CHIPPEWA FALLS, Wis. (WEAU) -A performance scheduled for Veteran’s Day weekend at the Heyde Center in Chippewa Falls has been canceled due to a lack of ticket sales elsewhere.
As the arts community continues to recover from this pandemic, some people are worried about the future.
Staff at the Heyde Center for the Arts say things have changed since before the outbreak.
Debra Johnson, the center’s executive director, says: “We were selling tickets in advance. “We knew how big we were going to be, and when the game came, we didn’t have a lot of time to go. Now people just keep going. It makes it It’s hard to plan. It makes it even harder to figure out if you’re going to get enough people to cover costs like processing fees and things.”
Johnson said he thinks the fear that shows will be canceled is part of the reason for last-minute ticket sales.
Another change from 2020 is the sale.
“They’re going to get new experiences or different experiences, so we’ve had some better murder mysteries that we’ve been wondering about,” Johnson said.
Johnson said people 60 and older are not coming to shows like they used to.
“They’re scared,” Johnson said. “They are worried, they are scared. They, they feel — they still stay at home. That’s one of the biggest differences we’ve seen.”
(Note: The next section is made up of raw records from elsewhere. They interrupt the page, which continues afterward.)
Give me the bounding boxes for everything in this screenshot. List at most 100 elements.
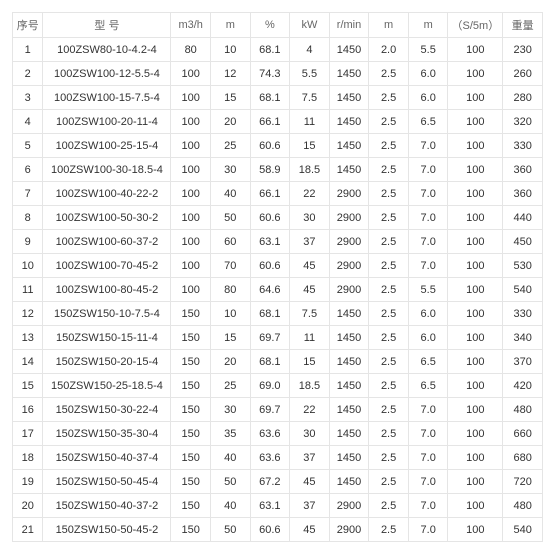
- cell-p: 37: [290, 494, 330, 518]
- cell-f: 100: [171, 86, 211, 110]
- cell-r: 100: [448, 374, 503, 398]
- table-row: 19150ZSW150-50-45-41505067.24514502.57.0…: [13, 470, 543, 494]
- cell-r: 100: [448, 470, 503, 494]
- cell-b: 5.5: [408, 278, 448, 302]
- cell-i: 21: [13, 518, 43, 542]
- cell-r: 100: [448, 518, 503, 542]
- cell-p: 15: [290, 134, 330, 158]
- cell-p: 37: [290, 446, 330, 470]
- cell-h: 50: [210, 470, 250, 494]
- table-row: 11100ZSW100-80-45-21008064.64529002.55.5…: [13, 278, 543, 302]
- cell-p: 37: [290, 230, 330, 254]
- cell-r: 100: [448, 422, 503, 446]
- table-row: 18150ZSW150-40-37-41504063.63714502.57.0…: [13, 446, 543, 470]
- cell-b: 6.5: [408, 110, 448, 134]
- cell-w: 420: [503, 374, 543, 398]
- cell-s: 1450: [329, 134, 369, 158]
- cell-h: 80: [210, 278, 250, 302]
- cell-b: 7.0: [408, 254, 448, 278]
- cell-s: 1450: [329, 398, 369, 422]
- cell-h: 40: [210, 494, 250, 518]
- cell-i: 8: [13, 206, 43, 230]
- cell-p: 4: [290, 38, 330, 62]
- table-row: 5100ZSW100-25-15-41002560.61514502.57.01…: [13, 134, 543, 158]
- cell-r: 100: [448, 158, 503, 182]
- cell-w: 230: [503, 38, 543, 62]
- cell-w: 540: [503, 518, 543, 542]
- cell-e: 58.9: [250, 158, 290, 182]
- table-row: 15150ZSW150-25-18.5-41502569.018.514502.…: [13, 374, 543, 398]
- cell-i: 17: [13, 422, 43, 446]
- cell-m: 150ZSW150-15-11-4: [43, 326, 171, 350]
- cell-f: 150: [171, 350, 211, 374]
- cell-m: 100ZSW100-12-5.5-4: [43, 62, 171, 86]
- cell-s: 1450: [329, 38, 369, 62]
- cell-s: 2900: [329, 494, 369, 518]
- cell-m: 100ZSW100-25-15-4: [43, 134, 171, 158]
- cell-i: 1: [13, 38, 43, 62]
- cell-b: 7.0: [408, 446, 448, 470]
- cell-p: 45: [290, 254, 330, 278]
- cell-e: 60.6: [250, 206, 290, 230]
- cell-r: 100: [448, 494, 503, 518]
- cell-h: 70: [210, 254, 250, 278]
- cell-r: 100: [448, 398, 503, 422]
- cell-h: 10: [210, 302, 250, 326]
- cell-s: 1450: [329, 374, 369, 398]
- cell-e: 63.6: [250, 446, 290, 470]
- table-row: 1100ZSW80-10-4.2-4801068.1414502.05.5100…: [13, 38, 543, 62]
- cell-b: 7.0: [408, 158, 448, 182]
- table-row: 16150ZSW150-30-22-41503069.72214502.57.0…: [13, 398, 543, 422]
- col-speed: r/min: [329, 13, 369, 38]
- cell-m: 150ZSW150-50-45-4: [43, 470, 171, 494]
- cell-f: 150: [171, 446, 211, 470]
- cell-m: 150ZSW150-20-15-4: [43, 350, 171, 374]
- cell-i: 10: [13, 254, 43, 278]
- cell-e: 66.1: [250, 110, 290, 134]
- cell-p: 22: [290, 182, 330, 206]
- cell-a: 2.5: [369, 278, 409, 302]
- cell-s: 1450: [329, 446, 369, 470]
- col-dim1: m: [369, 13, 409, 38]
- cell-s: 2900: [329, 230, 369, 254]
- table-body: 1100ZSW80-10-4.2-4801068.1414502.05.5100…: [13, 38, 543, 542]
- cell-b: 7.0: [408, 470, 448, 494]
- table-row: 14150ZSW150-20-15-41502068.11514502.56.5…: [13, 350, 543, 374]
- table-row: 4100ZSW100-20-11-41002066.11114502.56.51…: [13, 110, 543, 134]
- cell-w: 330: [503, 134, 543, 158]
- cell-e: 60.6: [250, 518, 290, 542]
- cell-m: 100ZSW80-10-4.2-4: [43, 38, 171, 62]
- cell-r: 100: [448, 278, 503, 302]
- cell-m: 150ZSW150-25-18.5-4: [43, 374, 171, 398]
- cell-r: 100: [448, 230, 503, 254]
- cell-f: 100: [171, 110, 211, 134]
- cell-p: 11: [290, 110, 330, 134]
- cell-m: 150ZSW150-40-37-2: [43, 494, 171, 518]
- cell-m: 100ZSW100-80-45-2: [43, 278, 171, 302]
- cell-b: 7.0: [408, 518, 448, 542]
- cell-b: 6.0: [408, 302, 448, 326]
- table-row: 21150ZSW150-50-45-21505060.64529002.57.0…: [13, 518, 543, 542]
- cell-p: 45: [290, 278, 330, 302]
- cell-r: 100: [448, 446, 503, 470]
- cell-s: 1450: [329, 62, 369, 86]
- table-row: 10100ZSW100-70-45-21007060.64529002.57.0…: [13, 254, 543, 278]
- cell-a: 2.5: [369, 350, 409, 374]
- cell-i: 9: [13, 230, 43, 254]
- col-model: 型 号: [43, 13, 171, 38]
- cell-a: 2.5: [369, 110, 409, 134]
- cell-w: 370: [503, 350, 543, 374]
- cell-a: 2.5: [369, 446, 409, 470]
- cell-s: 2900: [329, 518, 369, 542]
- cell-a: 2.5: [369, 86, 409, 110]
- cell-h: 40: [210, 446, 250, 470]
- cell-p: 22: [290, 398, 330, 422]
- cell-r: 100: [448, 182, 503, 206]
- cell-f: 100: [171, 134, 211, 158]
- cell-b: 6.5: [408, 374, 448, 398]
- cell-f: 100: [171, 278, 211, 302]
- cell-s: 2900: [329, 278, 369, 302]
- cell-i: 16: [13, 398, 43, 422]
- cell-r: 100: [448, 110, 503, 134]
- cell-r: 100: [448, 86, 503, 110]
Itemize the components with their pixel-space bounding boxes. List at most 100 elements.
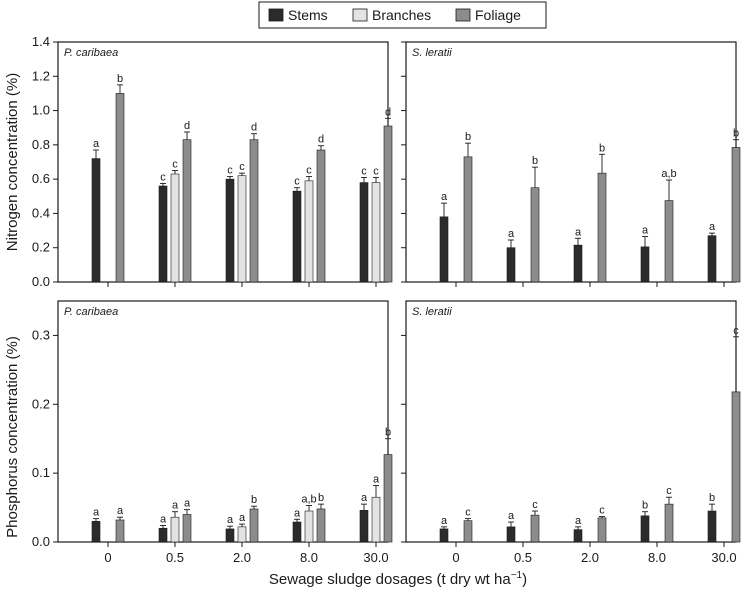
bar-stems bbox=[573, 244, 583, 283]
significance-label: a bbox=[441, 515, 448, 527]
significance-label: b bbox=[532, 155, 538, 167]
y-axis-title-phosphorus: Phosphorus concentration (%) bbox=[4, 336, 21, 538]
x-axis-title: Sewage sludge dosages (t dry wt ha−1) bbox=[269, 570, 527, 588]
panel-frame bbox=[57, 41, 389, 283]
significance-label: a bbox=[441, 191, 448, 203]
bar-foliage bbox=[115, 93, 125, 283]
bar-foliage bbox=[597, 517, 607, 543]
bar-branches bbox=[371, 182, 381, 283]
bar-foliage bbox=[383, 454, 393, 543]
x-tick-label: 8.0 bbox=[300, 550, 318, 565]
bar-foliage bbox=[664, 200, 674, 283]
legend-label-foliage: Foliage bbox=[475, 7, 521, 23]
y-tick-label: 0.2 bbox=[32, 396, 50, 411]
bar-stems bbox=[359, 510, 369, 543]
significance-label: a bbox=[508, 228, 515, 240]
panel-frame bbox=[405, 300, 737, 543]
bar-foliage bbox=[463, 520, 473, 543]
bar-stems bbox=[506, 526, 516, 543]
significance-label: b bbox=[117, 73, 123, 85]
bar-foliage bbox=[731, 147, 741, 283]
significance-label: c bbox=[532, 499, 538, 511]
bar-stems bbox=[225, 528, 235, 543]
significance-label: c bbox=[465, 507, 471, 519]
panel-title: P. caribaea bbox=[64, 306, 118, 318]
significance-label: c bbox=[666, 485, 672, 497]
bar-stems bbox=[506, 247, 516, 283]
bar-branches bbox=[371, 496, 381, 543]
panel-frame bbox=[57, 300, 389, 543]
significance-label: c bbox=[294, 176, 300, 188]
panel-4: S. leratii 0 0.5 2.0 8.0 30.0 a a a b b c c c c c bbox=[401, 300, 741, 565]
panel-2: S. leratii a a a a a b b b a,b b bbox=[401, 41, 741, 287]
bar-foliage bbox=[249, 508, 259, 543]
significance-label: a bbox=[361, 492, 368, 504]
bar-foliage bbox=[182, 139, 192, 283]
bar-stems bbox=[91, 521, 101, 543]
panel-frame bbox=[405, 41, 737, 283]
bar-foliage bbox=[664, 503, 674, 543]
bar-foliage bbox=[530, 514, 540, 543]
significance-label: a bbox=[239, 512, 246, 524]
y-tick-label: 1.2 bbox=[32, 68, 50, 83]
chart-panels: P. caribaea0.00.20.40.60.81.01.21.4acccc… bbox=[32, 34, 741, 565]
x-tick-label: 30.0 bbox=[711, 550, 736, 565]
bar-foliage bbox=[463, 156, 473, 283]
significance-label: a bbox=[294, 507, 301, 519]
significance-label: a bbox=[172, 500, 179, 512]
significance-label: c bbox=[160, 171, 166, 183]
x-tick-label: 0.5 bbox=[166, 550, 184, 565]
bar-stems bbox=[359, 182, 369, 283]
x-tick-label: 8.0 bbox=[648, 550, 666, 565]
bar-branches bbox=[304, 510, 314, 543]
bar-stems bbox=[292, 521, 302, 543]
x-tick-label: 0.5 bbox=[514, 550, 532, 565]
y-tick-label: 0.6 bbox=[32, 171, 50, 186]
legend: Stems Branches Foliage bbox=[258, 1, 547, 29]
x-tick-label: 30.0 bbox=[363, 550, 388, 565]
x-tick-label: 0 bbox=[104, 550, 111, 565]
y-tick-label: 0.1 bbox=[32, 465, 50, 480]
bar-foliage bbox=[731, 391, 741, 543]
bar-branches bbox=[170, 516, 180, 543]
bar-stems bbox=[640, 515, 650, 543]
panel-1: P. caribaea0.00.20.40.60.81.01.21.4acccc… bbox=[32, 34, 393, 289]
significance-label: a bbox=[575, 226, 582, 238]
significance-label: b bbox=[599, 142, 605, 154]
significance-label: c bbox=[306, 165, 312, 177]
significance-label: d bbox=[184, 120, 190, 132]
legend-box bbox=[258, 1, 547, 29]
significance-label: a bbox=[508, 510, 515, 522]
bar-branches bbox=[304, 180, 314, 283]
y-tick-label: 0.0 bbox=[32, 274, 50, 289]
y-tick-label: 0.0 bbox=[32, 534, 50, 549]
legend-label-branches: Branches bbox=[372, 7, 431, 23]
significance-label: b bbox=[465, 131, 471, 143]
significance-label: c bbox=[733, 325, 739, 337]
bar-stems bbox=[707, 235, 717, 283]
bar-branches bbox=[237, 526, 247, 543]
significance-label: c bbox=[227, 165, 233, 177]
significance-label: c bbox=[239, 161, 245, 173]
significance-label: c bbox=[373, 165, 379, 177]
bar-foliage bbox=[316, 149, 326, 283]
bar-foliage bbox=[115, 519, 125, 543]
x-axis-title-main: Sewage sludge dosages (t dry wt ha bbox=[269, 571, 511, 588]
bar-stems bbox=[91, 158, 101, 283]
bar-foliage bbox=[316, 508, 326, 543]
bar-foliage bbox=[182, 514, 192, 543]
significance-label: b bbox=[709, 492, 715, 504]
bar-branches bbox=[237, 175, 247, 283]
bar-branches bbox=[170, 173, 180, 283]
legend-swatch-stems bbox=[268, 8, 284, 22]
x-axis-title-superscript: −1 bbox=[511, 570, 523, 581]
significance-label: c bbox=[172, 159, 178, 171]
significance-label: a bbox=[93, 507, 100, 519]
significance-label: a,b bbox=[661, 168, 676, 180]
significance-label: a bbox=[373, 474, 380, 486]
legend-swatch-branches bbox=[352, 8, 368, 22]
significance-label: a bbox=[709, 221, 716, 233]
x-tick-label: 2.0 bbox=[581, 550, 599, 565]
bar-stems bbox=[225, 178, 235, 283]
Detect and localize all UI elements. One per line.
Johnson says this uncertainty makes it difficult for places like the Heyde Center to plan its schedule and book tour programs.
“I’m still trying to put things in place for our 2023 program, so it’s been very difficult because they go, I can’t commit to you until I get enough of the tour, and that’s been a challenge for them.” Johnson said.
Although the center is focused on the arts, about 25% of businesses rent out spaces for events. However, people are waiting a long time to write.
“We want to be able to plan what our schedule is going to look like especially because we’re not planning just one thing,” said Kennedy Eslinger, assistant director of operations services with the Heyde Center. “We don’t just plan marriages. We’re not just a wedding-focused site. We plan art workshops. We plan weddings, plays, musicals, dramas, you know, different shows like that.”
Eslinger said this uncertainty could also make it more difficult to budget for the year as some of the money from the rent is used to reduce ticket prices.
It is important to those at the Heyde Center who work to make art accessible to all.
For 2023 the Heyde Center plans to run different types of entertainment to see what will bring people.
Johnson said one possible solution to finding tour groups would be some form of profit sharing.